Report: Banks would be a major casualty in a global recession


    You have another reason to hope the economy doesn’t fall into a global recession: Turns out one in three banks wouldn’t survive such a downturn.

    The only way they’d make it? If they merged with another financial institution or massively restructured.

    That’s according to recent analysis from the folks at McKinsey.

    The management consultancy classifies 35% of banks worldwide
    as “challenged” because they earned an average 1.6% return on tangible equity (a key industry indicator).

    In fact, if a whopping 60% of banks worldwide don’t make some changes – and fast – they’ll struggle if and when a recession hits.

    Uncertainty over a global recession

    The reason for much of banks’ do-or-die situation? You guessed it – economic uncertainty.

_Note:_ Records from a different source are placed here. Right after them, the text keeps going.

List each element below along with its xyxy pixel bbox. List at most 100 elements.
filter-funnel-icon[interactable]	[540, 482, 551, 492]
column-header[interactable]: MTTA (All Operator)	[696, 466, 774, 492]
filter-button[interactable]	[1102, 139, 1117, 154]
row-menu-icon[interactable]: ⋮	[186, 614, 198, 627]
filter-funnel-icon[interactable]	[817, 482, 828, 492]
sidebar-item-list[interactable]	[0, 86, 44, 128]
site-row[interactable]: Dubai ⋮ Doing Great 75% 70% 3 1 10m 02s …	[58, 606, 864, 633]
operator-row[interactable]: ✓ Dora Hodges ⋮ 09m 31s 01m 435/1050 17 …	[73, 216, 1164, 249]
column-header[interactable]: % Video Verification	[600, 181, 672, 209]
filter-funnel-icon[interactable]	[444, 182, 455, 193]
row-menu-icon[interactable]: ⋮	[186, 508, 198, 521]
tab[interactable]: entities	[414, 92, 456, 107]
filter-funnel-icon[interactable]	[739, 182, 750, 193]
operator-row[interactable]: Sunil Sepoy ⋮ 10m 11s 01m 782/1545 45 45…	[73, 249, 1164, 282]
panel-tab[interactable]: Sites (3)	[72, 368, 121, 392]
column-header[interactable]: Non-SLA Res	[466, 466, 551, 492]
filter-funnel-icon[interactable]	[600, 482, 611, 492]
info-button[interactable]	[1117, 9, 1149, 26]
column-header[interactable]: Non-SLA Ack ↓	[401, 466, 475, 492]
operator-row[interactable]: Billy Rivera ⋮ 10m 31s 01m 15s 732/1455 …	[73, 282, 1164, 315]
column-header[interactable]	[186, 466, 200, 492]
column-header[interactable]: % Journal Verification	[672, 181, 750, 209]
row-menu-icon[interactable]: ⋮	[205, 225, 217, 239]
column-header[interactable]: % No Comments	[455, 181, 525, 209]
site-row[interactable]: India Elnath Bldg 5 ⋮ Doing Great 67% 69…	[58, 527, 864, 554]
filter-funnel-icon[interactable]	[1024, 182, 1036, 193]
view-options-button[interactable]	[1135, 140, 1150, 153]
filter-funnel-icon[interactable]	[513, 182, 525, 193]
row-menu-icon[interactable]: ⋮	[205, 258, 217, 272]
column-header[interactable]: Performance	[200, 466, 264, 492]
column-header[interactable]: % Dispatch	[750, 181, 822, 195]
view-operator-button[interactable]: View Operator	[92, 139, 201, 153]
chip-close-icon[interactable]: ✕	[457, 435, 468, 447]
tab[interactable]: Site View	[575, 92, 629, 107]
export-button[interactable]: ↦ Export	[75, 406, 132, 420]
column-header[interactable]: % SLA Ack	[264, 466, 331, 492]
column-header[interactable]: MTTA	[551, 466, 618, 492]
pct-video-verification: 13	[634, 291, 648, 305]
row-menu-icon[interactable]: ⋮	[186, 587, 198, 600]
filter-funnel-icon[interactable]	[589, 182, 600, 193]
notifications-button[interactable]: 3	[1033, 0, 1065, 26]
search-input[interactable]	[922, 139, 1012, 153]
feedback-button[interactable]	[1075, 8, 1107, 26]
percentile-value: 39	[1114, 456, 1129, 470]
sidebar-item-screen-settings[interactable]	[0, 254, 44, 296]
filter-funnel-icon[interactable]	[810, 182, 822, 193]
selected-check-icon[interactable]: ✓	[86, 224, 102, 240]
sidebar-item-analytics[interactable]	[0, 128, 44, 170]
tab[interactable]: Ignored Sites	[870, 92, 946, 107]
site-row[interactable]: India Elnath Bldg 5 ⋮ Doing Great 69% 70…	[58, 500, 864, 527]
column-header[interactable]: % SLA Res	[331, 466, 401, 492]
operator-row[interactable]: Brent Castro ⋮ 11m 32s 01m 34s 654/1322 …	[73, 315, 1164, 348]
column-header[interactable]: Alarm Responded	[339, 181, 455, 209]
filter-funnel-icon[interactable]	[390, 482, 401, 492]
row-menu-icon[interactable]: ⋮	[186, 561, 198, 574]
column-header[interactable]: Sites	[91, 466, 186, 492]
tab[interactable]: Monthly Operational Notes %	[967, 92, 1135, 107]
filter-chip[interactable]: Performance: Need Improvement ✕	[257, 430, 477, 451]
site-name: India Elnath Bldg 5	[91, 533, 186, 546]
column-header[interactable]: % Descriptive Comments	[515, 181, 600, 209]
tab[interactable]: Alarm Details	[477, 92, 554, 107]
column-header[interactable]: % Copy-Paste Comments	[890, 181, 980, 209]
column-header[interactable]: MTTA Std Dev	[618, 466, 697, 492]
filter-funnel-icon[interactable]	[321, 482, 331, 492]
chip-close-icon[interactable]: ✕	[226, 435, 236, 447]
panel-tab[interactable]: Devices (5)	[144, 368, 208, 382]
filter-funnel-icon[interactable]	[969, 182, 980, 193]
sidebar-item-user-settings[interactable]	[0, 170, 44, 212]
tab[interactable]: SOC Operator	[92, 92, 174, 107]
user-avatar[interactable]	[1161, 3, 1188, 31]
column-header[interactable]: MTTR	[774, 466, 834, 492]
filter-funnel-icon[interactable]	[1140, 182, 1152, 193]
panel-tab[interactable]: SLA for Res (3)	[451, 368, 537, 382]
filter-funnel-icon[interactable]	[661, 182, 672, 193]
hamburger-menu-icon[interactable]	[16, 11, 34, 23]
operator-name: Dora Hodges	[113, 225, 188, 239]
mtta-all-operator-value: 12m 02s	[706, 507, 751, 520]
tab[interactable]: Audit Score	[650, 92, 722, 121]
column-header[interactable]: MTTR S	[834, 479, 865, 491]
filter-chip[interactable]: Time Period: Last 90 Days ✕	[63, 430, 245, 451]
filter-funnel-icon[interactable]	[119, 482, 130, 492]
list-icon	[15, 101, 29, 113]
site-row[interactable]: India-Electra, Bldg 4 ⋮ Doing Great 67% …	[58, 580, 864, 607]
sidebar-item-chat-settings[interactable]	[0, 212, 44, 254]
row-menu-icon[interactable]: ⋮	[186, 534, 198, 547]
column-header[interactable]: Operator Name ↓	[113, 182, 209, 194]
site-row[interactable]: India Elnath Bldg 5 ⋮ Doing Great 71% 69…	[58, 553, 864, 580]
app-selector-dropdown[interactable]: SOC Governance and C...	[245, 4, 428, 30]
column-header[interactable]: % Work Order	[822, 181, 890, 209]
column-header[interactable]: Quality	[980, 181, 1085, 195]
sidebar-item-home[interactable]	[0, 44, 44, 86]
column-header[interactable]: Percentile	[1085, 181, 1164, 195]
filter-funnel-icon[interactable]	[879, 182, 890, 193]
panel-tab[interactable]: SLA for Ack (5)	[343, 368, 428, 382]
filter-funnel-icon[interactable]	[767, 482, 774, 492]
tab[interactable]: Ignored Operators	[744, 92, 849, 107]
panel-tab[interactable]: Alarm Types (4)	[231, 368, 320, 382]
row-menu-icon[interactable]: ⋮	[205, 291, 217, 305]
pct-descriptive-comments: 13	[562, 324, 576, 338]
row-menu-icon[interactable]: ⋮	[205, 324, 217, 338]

    If you’re unsure whether or not we’re headed toward a global recession, you can take comfort knowing you’re not the only one. The world’s top economic experts don’t know either.

    On the one hand, the headline from the IMF and the World Bank’s recent annual meetings in Washington was that the global economy will grow at a rate of 3% this year. That’s above the 2.5% rate that would signal a global recession.

    But insiders say even this lackluster forecast could all come crumbling down. And something as small as a tweet from our commander-in-chief could do it.

    Even low interest rates could do it

    Another caution to consider: It might not even take a recession to cause a large proportion of banks to find themselves in serious trouble.

    The McKinsey report asserts that even prolonged low or negative interest rates could have a similar effect.

    All the more reason to watch the Federal Reserve closely in the coming months.